The bear pennant occurs during a pronounced downtrend in price. It consists of two parts: the flagpole and the pennant. The GBP/USD chart below gives us a great illustration of the formation.
Follow the progression below to identify the bear pennant:
- Spot a downtrend in price
- Draw the flag pole
- Recognize a period of subsequent market consolidation
- Draw trend lines on the upper and lower bounds
Draw the Flag Pole
A downtrend in price is a series of lower periodic highs and lows. For the bearish pennant, the downtrend is the flag pole. Once identified, a trendline may be drawn to help contextualize price action.
Draw the Pennant
The pennant is a period of consolidating price action. It signifies a tightening of the market over time. To define pennant, draw a line that connects the upper bounds of price action and a line to connect the lower bounds.
Bear Pennant Pattern vs. Bullish Pennant Pattern
Bullish and bearish pennants are both continuation technical analysis indicators. However, they differ in several ways:
- The bullish pennant suggests an extension of an uptrend.
- The bearish pennant signals the extension of a downtrend.
- The bullish pennant is a buy signal.
- The bearish pennant is a sell signal.
Below is a picture of a bull pennant. Note that the bull pennant pattern forms during an uptrend, not a downtrend. Bearish pennants form in downtrends.
How to Trade Forex Using Bear Pennant Chart Patterns – Strategies and Examples
Like all other chart patterns, there’s a process to trading bear pennant patterns. The process is simple and includes three steps: determine market entry, set the stop-loss, and assign a profit target.

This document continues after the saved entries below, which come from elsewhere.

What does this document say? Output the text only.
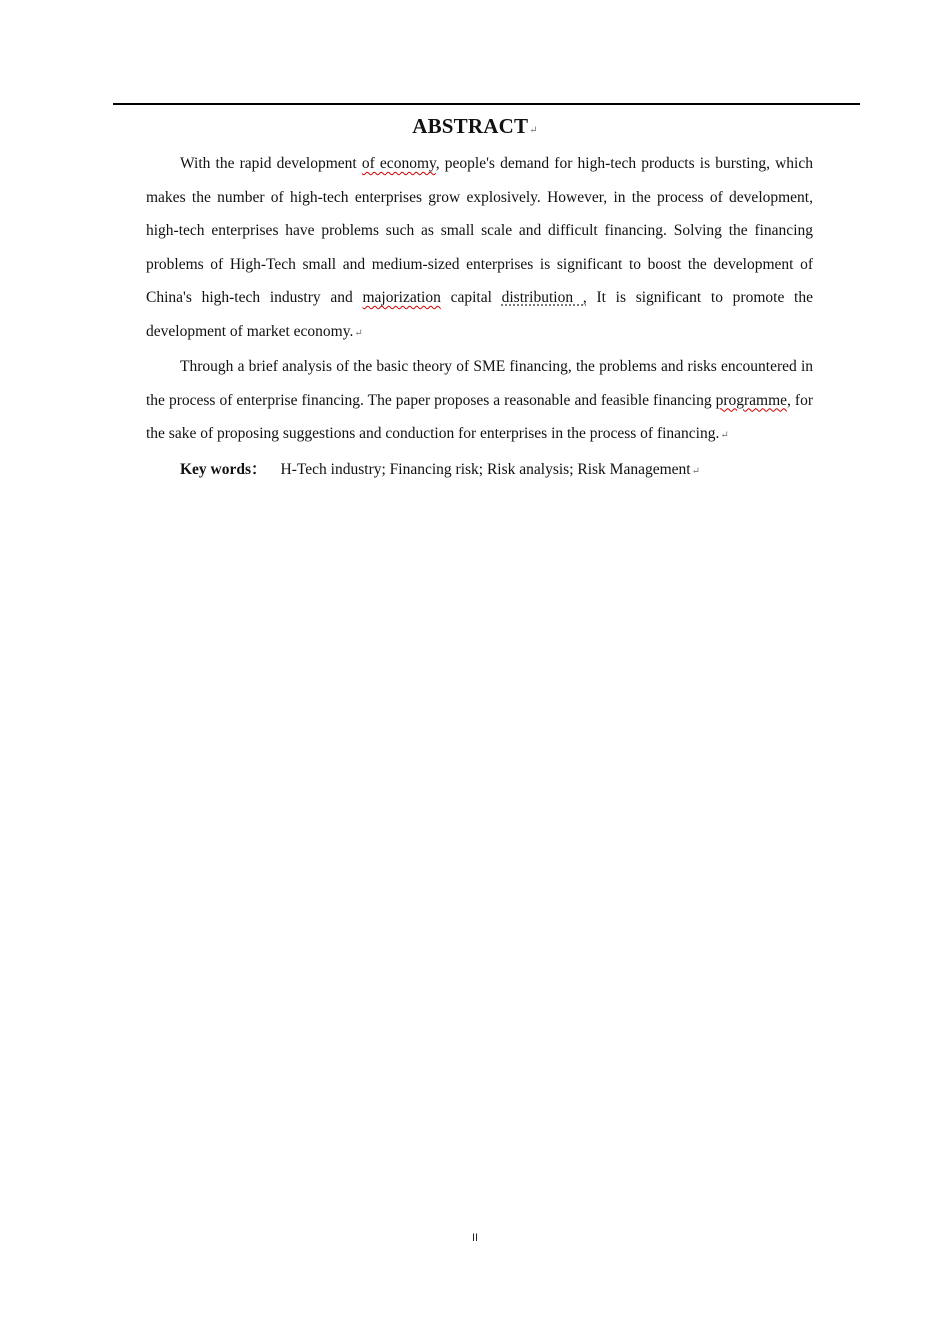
ABSTRACT↵

With the rapid development of economy, people's demand for high-tech products is bursting, which makes the number of high-tech enterprises grow explosively. However, in the process of development, high-tech enterprises have problems such as small scale and difficult financing. Solving the financing problems of High-Tech small and medium-sized enterprises is significant to boost the development of China's high-tech industry and majorization capital distribution , It is significant to promote the development of market economy.↵

Through a brief analysis of the basic theory of SME financing, the problems and risks encountered in the process of enterprise financing. The paper proposes a reasonable and feasible financing programme, for the sake of proposing suggestions and conduction for enterprises in the process of financing.↵

Key words： H-Tech industry; Financing risk; Risk analysis; Risk Management↵

II
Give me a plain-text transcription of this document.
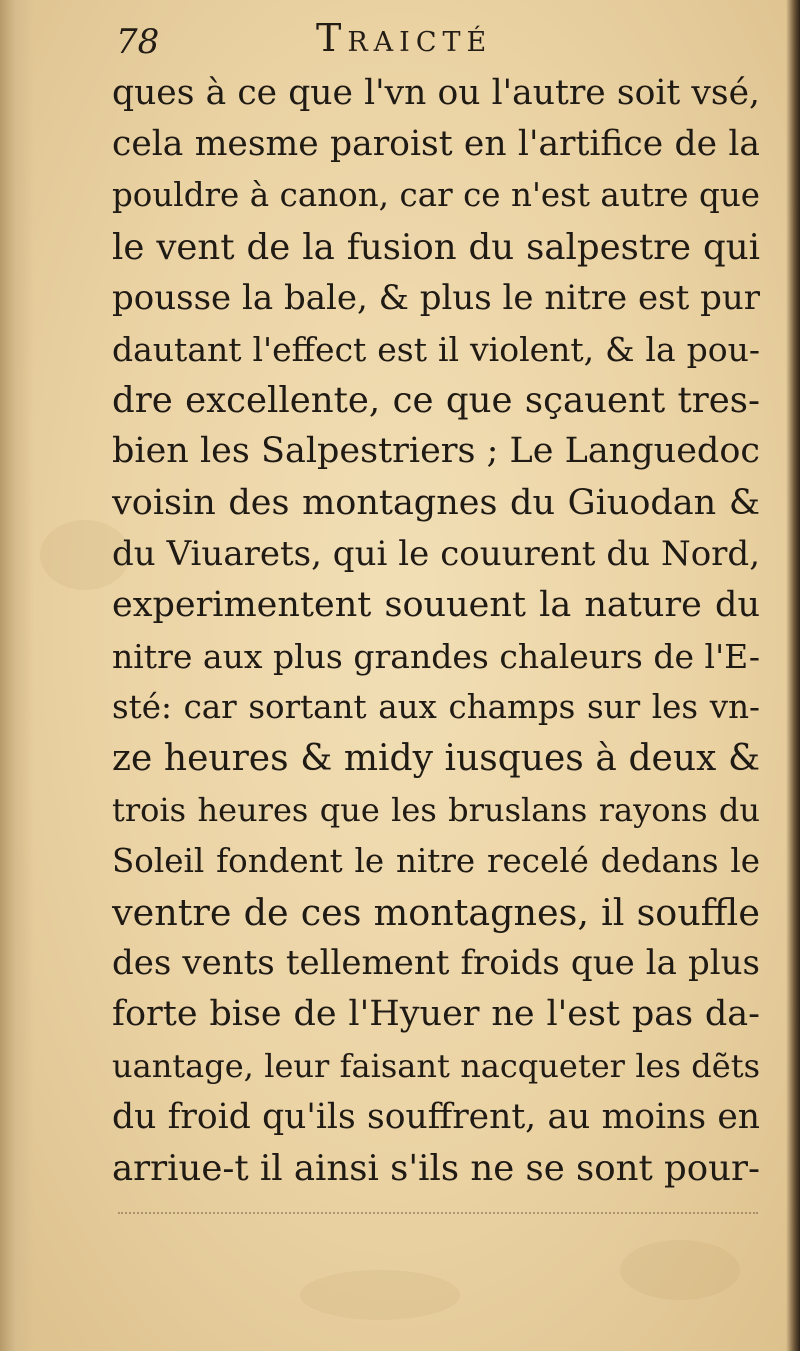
78	Traicté
ques à ce que l'vn ou l'autre soit vsé,
cela mesme paroist en l'artifice de la
pouldre à canon, car ce n'est autre que
le vent de la fusion du salpestre qui
pousse la bale, & plus le nitre est pur
dautant l'effect est il violent, & la pou-
dre excellente, ce que sçauent tres-
bien les Salpestriers ; Le Languedoc
voisin des montagnes du Giuodan &
du Viuarets, qui le couurent du Nord,
experimentent souuent la nature du
nitre aux plus grandes chaleurs de l'E-
sté: car sortant aux champs sur les vn-
ze heures & midy iusques à deux &
trois heures que les bruslans rayons du
Soleil fondent le nitre recelé dedans le
ventre de ces montagnes, il souffle
des vents tellement froids que la plus
forte bise de l'Hyuer ne l'est pas da-
uantage, leur faisant nacqueter les dẽts
du froid qu'ils souffrent, au moins en
arriue-t il ainsi s'ils ne se sont pour-
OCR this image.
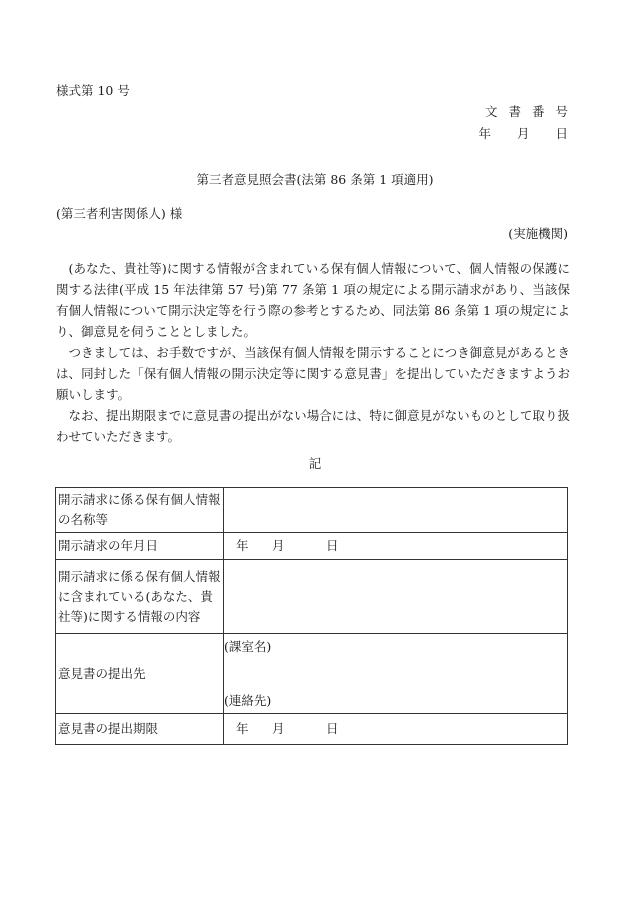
様式第 10 号
文書番号
年 月 日
第三者意見照会書(法第 86 条第 1 項適用)
(第三者利害関係人) 様
(実施機関)

(あなた、貴社等)に関する情報が含まれている保有個人情報について、個人情報の保護に関する法律(平成 15 年法律第 57 号)第 77 条第 1 項の規定による開示請求があり、当該保有個人情報について開示決定等を行う際の参考とするため、同法第 86 条第 1 項の規定により、御意見を伺うこととしました。

つきましては、お手数ですが、当該保有個人情報を開示することにつき御意見があるときは、同封した「保有個人情報の開示決定等に関する意見書」を提出していただきますようお願いします。

なお、提出期限までに意見書の提出がない場合には、特に御意見がないものとして取り扱わせていただきます。

記
開示請求に係る保有個人情報の名称等	
開示請求の年月日	年 月 日
開示請求に係る保有個人情報に含まれている(あなた、貴社等)に関する情報の内容	
意見書の提出先	(課室名)
(連絡先)

意見書の提出期限	年 月 日
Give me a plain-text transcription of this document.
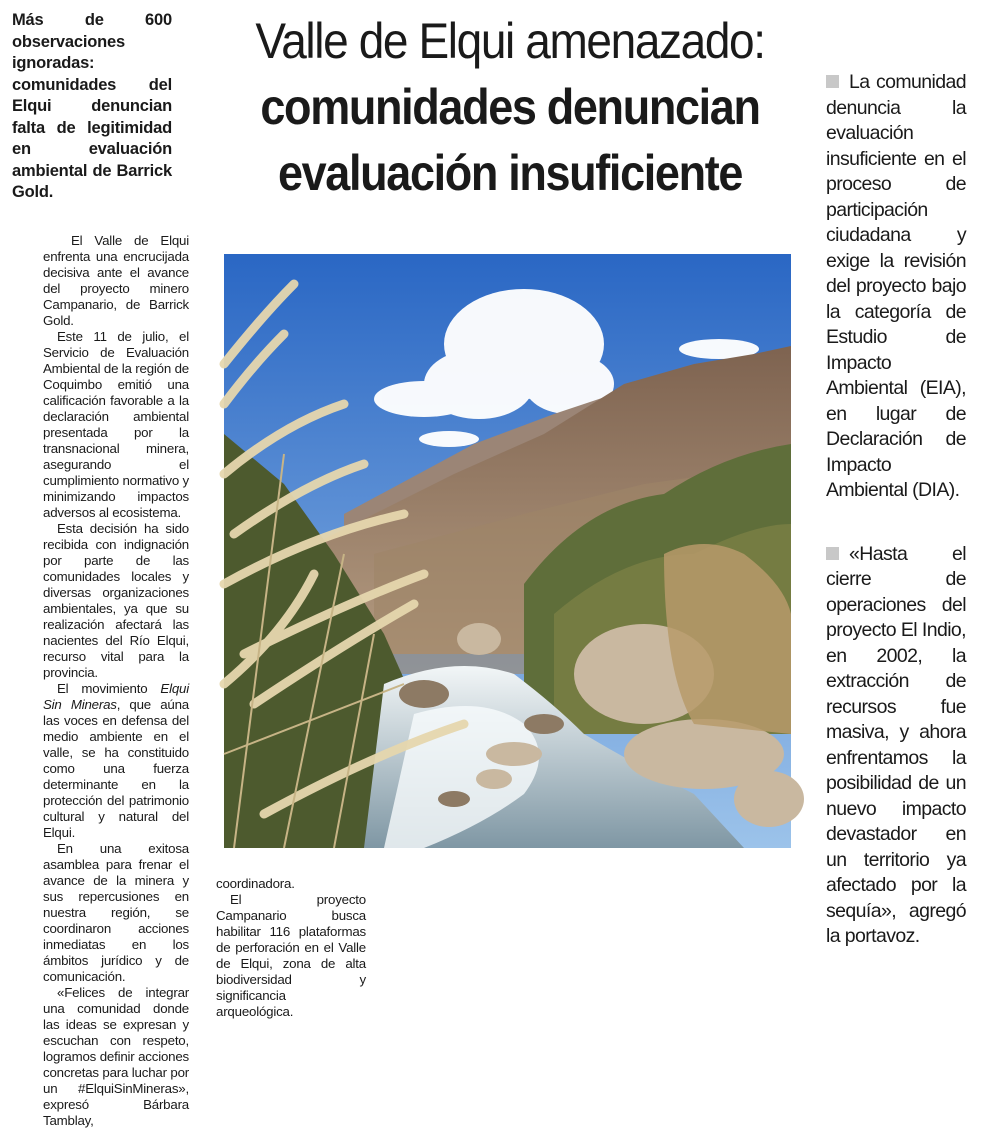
Más de 600 observaciones ignoradas: comunidades del Elqui denuncian falta de legitimidad en evaluación ambiental de Barrick Gold.
Valle de Elqui amenazado:
comunidades denuncian
evaluación insuficiente

El Valle de Elqui enfrenta una encrucijada decisiva ante el avance del proyecto minero Campanario, de Barrick Gold.

Este 11 de julio, el Servicio de Evaluación Ambiental de la región de Coquimbo emitió una calificación favorable a la declaración ambiental presentada por la transnacional minera, asegurando el cumplimiento normativo y minimizando impactos adversos al ecosistema.

Esta decisión ha sido recibida con indignación por parte de las comunidades locales y diversas organizaciones ambientales, ya que su realización afectará las nacientes del Río Elqui, recurso vital para la provincia.

El movimiento Elqui Sin Mineras, que aúna las voces en defensa del medio ambiente en el valle, se ha constituido como una fuerza determinante en la protección del patrimonio cultural y natural del Elqui.

En una exitosa asamblea para frenar el avance de la minera y sus repercusiones en nuestra región, se coordinaron acciones inmediatas en los ámbitos jurídico y de comunicación.

«Felices de integrar una comunidad donde las ideas se expresan y escuchan con respeto, logramos definir acciones concretas para luchar por un #ElquiSinMineras», expresó Bárbara Tamblay,

coordinadora.

El proyecto Campanario busca habilitar 116 plataformas de perforación en el Valle de Elqui, zona de alta biodiversidad y significancia arqueológica.

La comunidad denuncia la evaluación insuficiente en el proceso de participación ciudadana y exige la revisión del proyecto bajo la categoría de Estudio de Impacto Ambiental (EIA), en lugar de Declaración de Impacto Ambiental (DIA).

«Hasta el cierre de operaciones del proyecto El Indio, en 2002, la extracción de recursos fue masiva, y ahora enfrentamos la posibilidad de un nuevo impacto devastador en un territorio ya afectado por la sequía», agregó la portavoz.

The bearish pennant pattern suggests that downward pressure is on the market. Thus, a short-side market entry is appropriate. To enter the market, place a sell market or sell stop-limit/market order beneath the pennant’s lower trend line.
A new short position is opened upon the sell being executed.
When trading the bear pennant pattern, stop losses are easy to locate. Place the stop loss above the upper trend line of the pennant.
Remember, buying and selling currency pairs is done on margin. And margin carries significant risk. That’s why using stop losses in your forex trading strategies is highly recommended.
The bear pennant pattern is a signal to short the market. So, profit targets will be located beneath the pennant’s lower trend line.
Profit targets are typically aligned according to risk/reward ratios. However, no matter how you place a profit target, it will be below the bear pennant pattern on your price chart.
One of the best things about bearish pennant patterns is that they are simple to trade. The GBP/USD chart below illustrates the concepts of market entry, stop loss, and profit target location.
The GBP/USD trade above was executed as follows:
- The flag pole and pennant were constructed
- A sell order was placed at 1.3595.
- Stop-loss was placed at 1.3603.
- A profit target was placed at 1.3579 in adherence to a 1:1 risk vs. reward ratio.
- Once the price fell beneath 1.3595, a new short position was opened.
The Bearish Pennant— Pros and Cons
Although bear pennant patterns are reliable, they do have a few drawbacks. Below is a list of the essential pros and cons.
- Simple to identify, visually apparent
- Occur frequently on all forex pairs on all chart durations
- Ideal for use as a trend following strategy
- Can produce false signals
- Pennant ranges are often large
- Extensive stop losses are often required, enhancing risk
Here are the key takeaways you need to consider when trading the bear pennant pattern.
- Bear pennant patterns are continuation indicators. They signal the extension of a prevailing downtrend.
- Bear pennants are commonly found on all forex pairs on all time frames.
- To trade the pattern, the market is sold beneath the pennant’s lower trend line. Stop losses are located above the pennant’s upper bounds, and profit targets are placed below the pennant.
- The bear pennant is not 100% accurate. It’s essential to use the pattern with proper risk management in mind.
Here are a few frequently asked questions regarding bear pennant and forex trading.
What’s the difference between the flag and pennant?
A bearish flag pattern consists of a flag pole followed by a parallel trading range. For the pennant, a period of consolidation follows the flag pole. Thus, the pennant resembles a triangle pattern. In the picture below, you can see how a flag’s shape differs from the pennant.
Can I trade the bear pennant on forex, futures, and shares?
Yes. The structure and trading method for the bear pennant doesn’t change. You can use it on any market using any duration chart.
Is forex trading safe?
Yes, as long as you choose a reputable, regulated forex broker. It’s important to note that the forex is a decentralized, over-the-counter trading venue with no supreme authority. This is different from futures, which has entities like the Commodities Futures Trading Commission (CFTC) tasked with oversight.